The question is plaintive, but it is also potent proof that Lacson has a skewed sense of justice.
Concern for the wellbeing of others, especially dependents like Lacson’s Senate staff, is a natural, human quality. That is not what we find objectionable in Lacson’s statement, or in his elaborate attempt to justify his flight from justice. It is the deficient sense of consequence, the readiness to blame everyone else but one’s self, that we find galling. “Why did they have to be dragged into this?” He was referring to the decision to close down his Senate office and the effort, in the words of the Inquirer news report, to “supposedly cut the salary of his staffers because he could not sign the paperwork.”
But shouldn’t the office of a senator in fact be shut down, his staff told to go home, when the senator goes into hiding? That, it seems clear to us, is merely the direct consequence of the decision to run from the law.
But Lacson does not only assume that his office ought to have continued operating even while his own staff could not locate him; he also fails to recognize his own responsibility for his staff’s sorry situation. “Why did they have to be dragged into this?” The entire burden is placed on the shoulders of others.
Let us assume, for the sake of argument, that in the last months of the Arroyo administration a judiciary vulnerable to pressure resolved to bring Lacson to court for his alleged role in the double murder of publicist Salvador “Bubby” Dacer and his driver Emmanuel Corbito. Lacson fled the country in January last year, a month before the Manila Regional Trial Court issued a warrant for his arrest. Under Gloria Macapagal-Arroyo, his perceived political enemy, Lacson may have thought not only that the odds were stacked against him, but that the legal game itself was rigged. Even assuming all this, however, the objective conditions of Lacson’s legal struggle changed after Benigno Aquino III, the man Lacson supported for the presidency, came to power on June 30. At the very least, the prospect of Malacañang interference in the judicial process no longer existed. Why, then, did Lacson remain in hiding?
Because he wanted special treatment. His own answers during the first news conference he held after coming out of hiding revealed his real expectations inadvertently.
First, he expected the new administration to intervene in the legal case on his behalf. What, after all, is the underlying meaning of his complaint— “It’s said in the papers that I’m an ally but I don’t feel it” —but that he expected to be treated like an ally? That is, as a fugitive who would no longer be the subject of a wide manhunt, a senator whose flight from justice the law enforcement agencies under new leadership would no longer actively pursue. What did he feel instead? “They didn’t go easy on me, I can tell you that.” He said he never sensed that he “was being given a fair shake by this new administration—and that is what is more painful.” Painful, because he had expected otherwise.
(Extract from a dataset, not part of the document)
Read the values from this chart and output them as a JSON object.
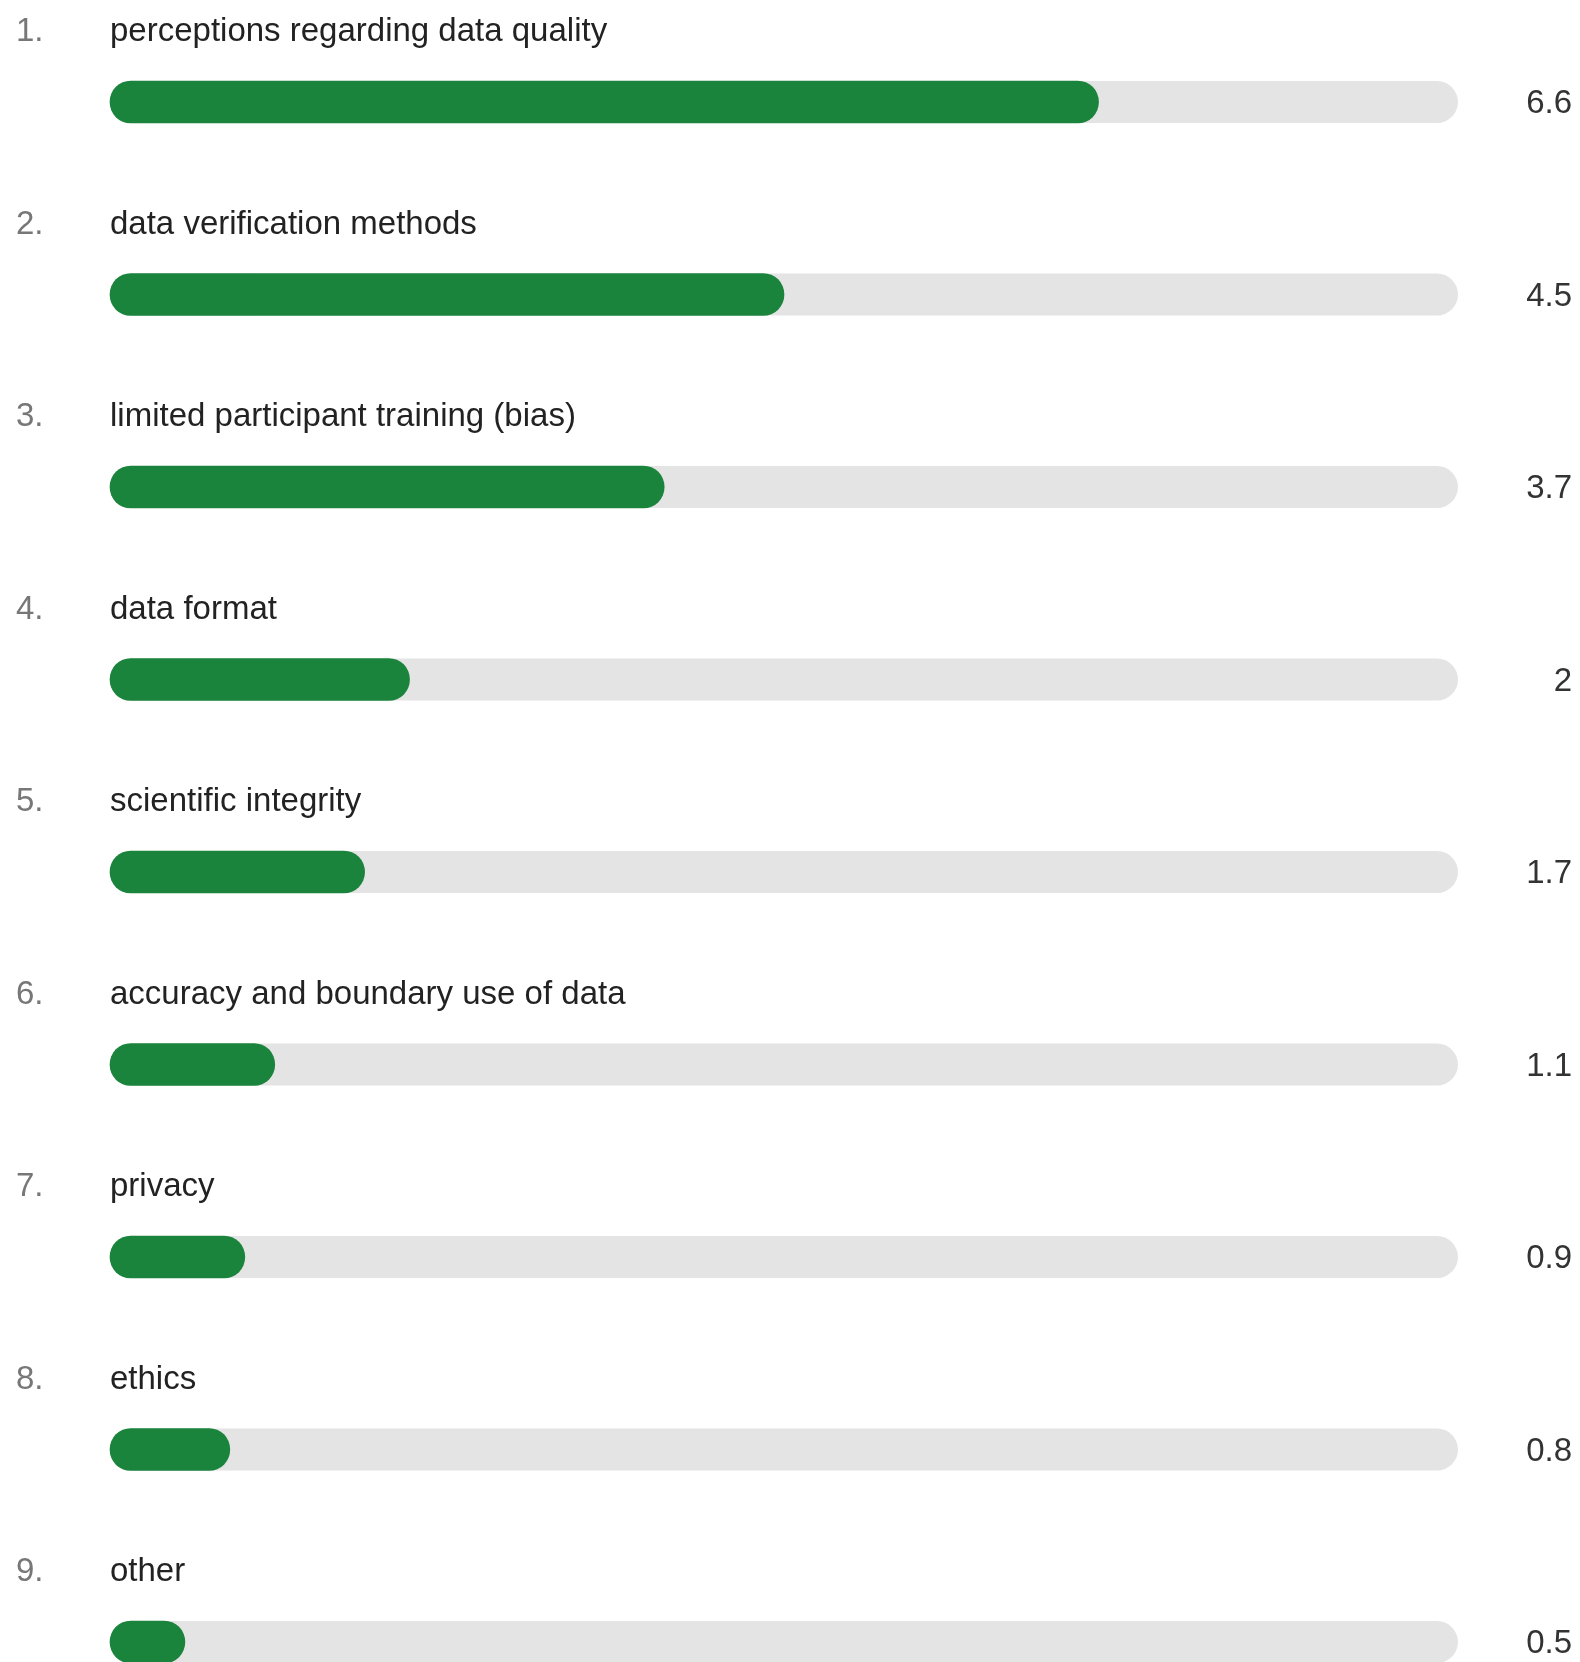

Second, Lacson expected to fight his legal battles without the inconvenience of being detained. Even under a new administration, which in his own view he sees as aggressively anti-corruption, he declined or refused to recognize the option most other Filipinos charged with the non-bailable crime of murder have no choice but to accept: arguing their case from prison. Even after Arroyo had left Malacañang, Lacson continued to fight the case against him in absentia. “I was ready to spend the rest of my life in hiding,” he said. “I was ready not to see my family again.”
Lacson spoke often of the unfairness that had befallen him, referring to himself more than once as “a fugitive from injustice.” But his definition of justice is as convenient as his definition of his duties as a senator. Now that he is back, he speaks of his senatorial “obligation, not just for myself, but also for our people.” But where was that sense of obligation when his case was still pending in court?
The truth is, for all Lacson’s pronouncements about justice and fair play, he sees himself as requiring special treatment —and thus above the law.